Ingrédients

Étiquetage de l'origine : l'expérimentation suscite des doutes

11 juillet 2016 - Amélie Dereuder

Le projet de décret concerne l'expérimentation de l'étiquetage obligatoire de la viande et du lait ingrédients dans les plats cuisinés et les produits laitiers. Il pourrait être mis en œuvre à partir de janvier 2017 pour deux ans. Crédit Fotolia © M.studio

Le projet de décret sur l'étiquetage de l'origine des viandes et du lait ingrédients commence à prendre forme. Le 4 juillet, Stéphane Le Foll, ministre de l'agriculture, a saisi le Conseil d’État à ce sujet.

Cette annonce fait suite au courrier du Commissaire européen, Vytenis Andriukaïtis, adressé aux autorités françaises. Selon lui, rien ne s'oppose à une expérimentation d'un dispositif d'étiquetage de l'origine du lait et de la viande dans les plats préparés et les produits laitiers.

Si le Conseil d’État rend un avis positif d'ici deux mois, le décret pourrait entrer en vigueur dès le 1er janvier 2017 pour une période de deux ans (un an de plus qu'initialement prévu). Les modalités de mise œuvre doivent faire l'objet d'une concertation cet été avec l'ensemble de la filière et les associations de défense des consommateurs. Par exemple, le pourcentage minimum de viande pour lequel l'étiquetage sera obligatoire doit encore être décidé.

Cette annonce est accueillie différemment dans le monde agro-alimentaire. Pour l'amont, qui avait demandé ce dispositif, c'est indéniablement une bonne nouvelle en ces temps de crise agricole. La FNSEA y voit un progrès pour tous et pour Dominique Langlois, président d'Interbev: « Une étape supplémentaire vient d'être franchie. Ceci confirme la volonté des pouvoirs publics soutenue par l'ensemble de la filière élevage et viandes de permettre au consommateur d'obtenir enfin une information claire et transparente sur le produit qu'il achète.»

Des contraintes supplémentaires

L'Adepale est loin d'être aussi optimiste. L'association qui représente les fabricants de plats cuisinés est défavorable à cette disposition.

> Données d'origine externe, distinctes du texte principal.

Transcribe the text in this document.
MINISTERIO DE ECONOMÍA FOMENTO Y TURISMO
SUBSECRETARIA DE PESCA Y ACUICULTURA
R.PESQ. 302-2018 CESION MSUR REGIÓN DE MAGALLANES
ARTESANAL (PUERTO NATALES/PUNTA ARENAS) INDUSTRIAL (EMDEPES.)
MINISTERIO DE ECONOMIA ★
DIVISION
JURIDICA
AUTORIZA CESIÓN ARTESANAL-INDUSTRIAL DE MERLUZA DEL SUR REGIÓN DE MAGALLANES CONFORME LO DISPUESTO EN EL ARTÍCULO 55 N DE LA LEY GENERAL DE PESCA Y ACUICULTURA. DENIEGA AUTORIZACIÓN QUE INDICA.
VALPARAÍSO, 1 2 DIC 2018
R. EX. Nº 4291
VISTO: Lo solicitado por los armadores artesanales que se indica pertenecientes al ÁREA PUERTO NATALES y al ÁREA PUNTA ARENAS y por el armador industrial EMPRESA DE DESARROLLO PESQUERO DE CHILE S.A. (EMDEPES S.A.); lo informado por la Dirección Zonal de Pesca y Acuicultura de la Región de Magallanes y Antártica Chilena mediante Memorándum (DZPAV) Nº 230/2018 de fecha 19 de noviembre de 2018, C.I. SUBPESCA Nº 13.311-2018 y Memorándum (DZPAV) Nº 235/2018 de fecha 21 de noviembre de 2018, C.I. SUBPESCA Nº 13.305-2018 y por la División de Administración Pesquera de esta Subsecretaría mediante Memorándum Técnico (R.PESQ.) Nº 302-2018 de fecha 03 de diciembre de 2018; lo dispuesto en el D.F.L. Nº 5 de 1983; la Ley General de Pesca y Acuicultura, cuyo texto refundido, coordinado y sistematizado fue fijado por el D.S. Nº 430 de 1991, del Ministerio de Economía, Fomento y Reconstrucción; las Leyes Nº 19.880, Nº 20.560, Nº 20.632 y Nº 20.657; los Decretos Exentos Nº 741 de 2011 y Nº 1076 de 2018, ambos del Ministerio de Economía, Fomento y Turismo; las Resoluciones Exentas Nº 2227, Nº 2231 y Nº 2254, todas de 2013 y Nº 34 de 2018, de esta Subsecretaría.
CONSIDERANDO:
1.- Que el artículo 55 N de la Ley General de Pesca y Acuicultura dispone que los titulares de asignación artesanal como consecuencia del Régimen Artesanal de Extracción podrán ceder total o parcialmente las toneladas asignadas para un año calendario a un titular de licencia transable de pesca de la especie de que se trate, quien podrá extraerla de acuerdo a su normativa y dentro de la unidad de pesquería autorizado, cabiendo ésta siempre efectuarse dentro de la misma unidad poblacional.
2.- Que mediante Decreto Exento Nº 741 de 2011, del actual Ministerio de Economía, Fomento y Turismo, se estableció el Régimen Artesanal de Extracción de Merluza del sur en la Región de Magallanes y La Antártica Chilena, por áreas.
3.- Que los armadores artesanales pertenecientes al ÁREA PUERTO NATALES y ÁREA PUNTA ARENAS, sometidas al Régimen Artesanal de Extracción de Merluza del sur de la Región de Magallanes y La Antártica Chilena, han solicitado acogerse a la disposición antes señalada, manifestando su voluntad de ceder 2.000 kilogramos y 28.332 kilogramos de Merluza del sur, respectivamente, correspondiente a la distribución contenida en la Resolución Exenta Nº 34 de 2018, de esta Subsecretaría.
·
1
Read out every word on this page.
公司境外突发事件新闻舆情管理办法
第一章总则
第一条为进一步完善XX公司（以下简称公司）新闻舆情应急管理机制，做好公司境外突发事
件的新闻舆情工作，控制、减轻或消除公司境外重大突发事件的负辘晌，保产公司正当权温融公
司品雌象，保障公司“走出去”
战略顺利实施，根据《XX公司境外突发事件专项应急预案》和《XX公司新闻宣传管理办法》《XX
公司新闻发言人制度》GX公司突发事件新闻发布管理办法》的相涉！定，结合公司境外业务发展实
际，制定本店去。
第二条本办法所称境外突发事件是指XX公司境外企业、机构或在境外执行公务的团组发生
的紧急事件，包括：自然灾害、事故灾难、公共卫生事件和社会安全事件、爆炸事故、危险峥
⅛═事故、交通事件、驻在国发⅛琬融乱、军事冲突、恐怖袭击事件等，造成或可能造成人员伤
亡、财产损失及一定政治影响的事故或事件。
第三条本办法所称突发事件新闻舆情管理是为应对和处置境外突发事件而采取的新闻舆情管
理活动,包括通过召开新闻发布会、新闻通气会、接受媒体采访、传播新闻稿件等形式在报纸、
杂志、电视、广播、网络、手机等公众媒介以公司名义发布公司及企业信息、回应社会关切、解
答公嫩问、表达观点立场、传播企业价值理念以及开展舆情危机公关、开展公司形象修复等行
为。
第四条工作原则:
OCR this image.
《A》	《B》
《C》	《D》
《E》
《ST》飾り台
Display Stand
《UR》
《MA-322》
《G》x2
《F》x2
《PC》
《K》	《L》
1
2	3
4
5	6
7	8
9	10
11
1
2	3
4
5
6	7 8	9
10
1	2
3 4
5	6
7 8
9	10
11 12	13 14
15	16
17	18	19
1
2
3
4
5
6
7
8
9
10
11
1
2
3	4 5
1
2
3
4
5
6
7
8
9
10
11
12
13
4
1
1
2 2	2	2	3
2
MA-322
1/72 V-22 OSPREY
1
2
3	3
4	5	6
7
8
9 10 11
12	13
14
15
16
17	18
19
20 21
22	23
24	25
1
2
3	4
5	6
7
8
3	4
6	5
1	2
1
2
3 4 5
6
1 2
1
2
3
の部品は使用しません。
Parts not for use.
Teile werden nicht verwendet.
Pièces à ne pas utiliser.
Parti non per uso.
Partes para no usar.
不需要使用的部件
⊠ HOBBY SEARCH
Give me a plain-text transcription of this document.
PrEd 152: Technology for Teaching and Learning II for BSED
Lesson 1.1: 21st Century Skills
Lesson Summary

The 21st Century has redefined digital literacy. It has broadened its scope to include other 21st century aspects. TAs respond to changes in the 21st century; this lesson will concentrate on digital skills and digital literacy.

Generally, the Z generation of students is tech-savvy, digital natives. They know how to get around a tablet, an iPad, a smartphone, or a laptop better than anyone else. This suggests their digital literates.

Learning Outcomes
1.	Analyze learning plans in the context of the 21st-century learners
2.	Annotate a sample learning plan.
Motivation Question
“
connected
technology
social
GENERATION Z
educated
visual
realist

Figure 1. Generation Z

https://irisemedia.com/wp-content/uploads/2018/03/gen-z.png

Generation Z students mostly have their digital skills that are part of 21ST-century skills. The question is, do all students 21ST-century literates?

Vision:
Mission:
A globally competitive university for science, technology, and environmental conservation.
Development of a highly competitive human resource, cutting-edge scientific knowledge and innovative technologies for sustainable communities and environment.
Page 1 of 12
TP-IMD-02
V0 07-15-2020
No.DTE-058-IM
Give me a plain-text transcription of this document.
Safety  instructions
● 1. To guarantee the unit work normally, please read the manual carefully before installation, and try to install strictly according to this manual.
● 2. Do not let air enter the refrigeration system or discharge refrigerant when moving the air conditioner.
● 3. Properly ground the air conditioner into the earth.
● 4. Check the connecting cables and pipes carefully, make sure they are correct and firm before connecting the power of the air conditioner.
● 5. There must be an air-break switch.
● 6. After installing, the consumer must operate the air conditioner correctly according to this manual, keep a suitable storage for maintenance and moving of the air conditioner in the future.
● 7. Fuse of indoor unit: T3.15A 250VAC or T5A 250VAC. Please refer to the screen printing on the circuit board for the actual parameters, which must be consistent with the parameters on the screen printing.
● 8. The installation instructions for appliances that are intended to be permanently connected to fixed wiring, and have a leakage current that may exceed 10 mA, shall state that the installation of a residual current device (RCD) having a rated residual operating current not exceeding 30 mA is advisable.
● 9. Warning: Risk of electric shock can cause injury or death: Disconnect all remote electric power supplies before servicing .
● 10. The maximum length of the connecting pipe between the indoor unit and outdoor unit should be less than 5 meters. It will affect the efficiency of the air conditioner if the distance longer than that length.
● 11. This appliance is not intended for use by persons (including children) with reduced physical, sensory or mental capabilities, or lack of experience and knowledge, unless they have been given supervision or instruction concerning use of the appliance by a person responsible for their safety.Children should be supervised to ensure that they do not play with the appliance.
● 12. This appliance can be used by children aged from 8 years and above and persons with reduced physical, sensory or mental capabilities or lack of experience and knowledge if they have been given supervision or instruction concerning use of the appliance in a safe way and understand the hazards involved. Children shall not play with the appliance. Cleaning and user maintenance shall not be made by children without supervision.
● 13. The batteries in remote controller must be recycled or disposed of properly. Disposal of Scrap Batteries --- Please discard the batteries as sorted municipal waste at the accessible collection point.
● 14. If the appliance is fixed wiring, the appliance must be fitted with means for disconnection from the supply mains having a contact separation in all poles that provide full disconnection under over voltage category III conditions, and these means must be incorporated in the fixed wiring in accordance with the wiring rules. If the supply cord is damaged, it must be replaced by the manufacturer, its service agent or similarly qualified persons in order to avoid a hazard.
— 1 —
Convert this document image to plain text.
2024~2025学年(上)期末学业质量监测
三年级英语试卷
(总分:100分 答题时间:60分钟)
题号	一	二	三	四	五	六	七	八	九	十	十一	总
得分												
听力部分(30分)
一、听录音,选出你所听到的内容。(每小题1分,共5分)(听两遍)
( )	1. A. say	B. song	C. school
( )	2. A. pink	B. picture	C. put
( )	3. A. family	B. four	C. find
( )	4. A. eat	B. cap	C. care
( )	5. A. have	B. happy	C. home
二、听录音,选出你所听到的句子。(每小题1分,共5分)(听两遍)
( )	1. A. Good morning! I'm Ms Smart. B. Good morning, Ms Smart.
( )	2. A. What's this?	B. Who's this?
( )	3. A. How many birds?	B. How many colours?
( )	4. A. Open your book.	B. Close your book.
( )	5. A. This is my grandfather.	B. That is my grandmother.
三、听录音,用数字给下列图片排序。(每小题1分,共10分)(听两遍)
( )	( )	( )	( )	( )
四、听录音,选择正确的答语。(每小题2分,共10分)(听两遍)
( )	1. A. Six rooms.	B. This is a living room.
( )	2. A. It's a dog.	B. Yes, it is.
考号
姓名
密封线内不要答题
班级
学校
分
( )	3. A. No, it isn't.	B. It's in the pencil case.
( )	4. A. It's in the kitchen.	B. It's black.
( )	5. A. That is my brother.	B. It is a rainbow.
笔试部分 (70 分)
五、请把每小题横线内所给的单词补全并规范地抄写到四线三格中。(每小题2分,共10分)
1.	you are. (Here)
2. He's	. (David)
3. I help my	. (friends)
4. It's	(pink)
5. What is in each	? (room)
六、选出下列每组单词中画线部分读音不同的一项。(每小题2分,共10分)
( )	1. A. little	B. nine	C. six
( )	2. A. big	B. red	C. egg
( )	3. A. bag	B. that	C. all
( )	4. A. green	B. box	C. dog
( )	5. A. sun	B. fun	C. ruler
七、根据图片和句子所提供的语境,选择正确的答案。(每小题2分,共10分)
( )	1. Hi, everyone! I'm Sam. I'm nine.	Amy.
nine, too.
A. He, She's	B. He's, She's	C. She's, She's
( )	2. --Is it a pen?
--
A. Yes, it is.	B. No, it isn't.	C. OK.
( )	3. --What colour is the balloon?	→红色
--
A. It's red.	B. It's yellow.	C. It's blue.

Pour Vincent Truelle, directeur général de l'Association, il s'agit d'un détricotage du marché unique et d'une sur-réglementation pénalisante pour les entreprises. « Les fabricants français feront face à des contraintes que n'auront pas leurs concurrents européens », critique-t-il. « C'est une hypocrisie de présenter comme une expérimentation un dispositif obligatoire, qui plus est assorti de sanctions, sans consulter les parties concernées et sans réaliser d'étude d'impact ! » Selon le directeur général de l'Adepale, cette annonce a pour but d'apaiser le monde agricole en crise mais ce dispositif ne résoudra pas le problème de l'élevage. Autre difficulté, l'étiquette en elle-même : « Une expérimentation qui débuterait en janvier 2017 nous paraît difficilement faisable car les étiquettes sont faites longtemps en avance. De plus, noter le pays de naissance, d'engraissage et d’abattage va encore complexifier les étiquettes... » Pour Vincent Truelle, le mieux serait de laisser le consommateur choisir. « S'il désire vraiment connaître l'origine de la viande, il achètera les produits qui l'affichent. Le marché l'imposera naturellement, sans besoin des autorités. »

Pour Cécile Rauzy, directrice alimentation et santé de l’Ania, l’indication de l’origine apporte bien un avantage concurrentiel significatif aux entreprises et aux marques qui l’indiquent. Cependant, une vision strictement franco-française du sujet éloigne de la réalité économique. « N’oublions pas que les filières agricoles et agroalimentaires de France contribuent positivement à la balance commerciale du pays. Nous exportons très majoritairement nos produits agricoles et agroalimentaires auprès de nos voisins européens. Dans ce cadre, si la France souhaite rendre obligatoire l’indication de la mention de l’origine, son initiative devra être conforme à la réglementation sur la circulation des produits au sein de l’Union Européenne. Elle ne devra surtout pas pénaliser ses propres entreprises et ses propres filières sur les marchés européens au risque de créer une nouvelle tension sur le prix de certaines matières premières. »

Des initiatives pour promouvoir l'origine France existent déjà. La démarche Viandes de France permet aux industriels de communiquer sur l'utilisation de viandes issues d'animaux nés, élevés, abattus puis découpées et transformées en France. Elle est portée par Interbev, Inaporc, APVF et CLIPP. Un logo « Lait collecté et conditionné en France » a également été créé par Syndilait.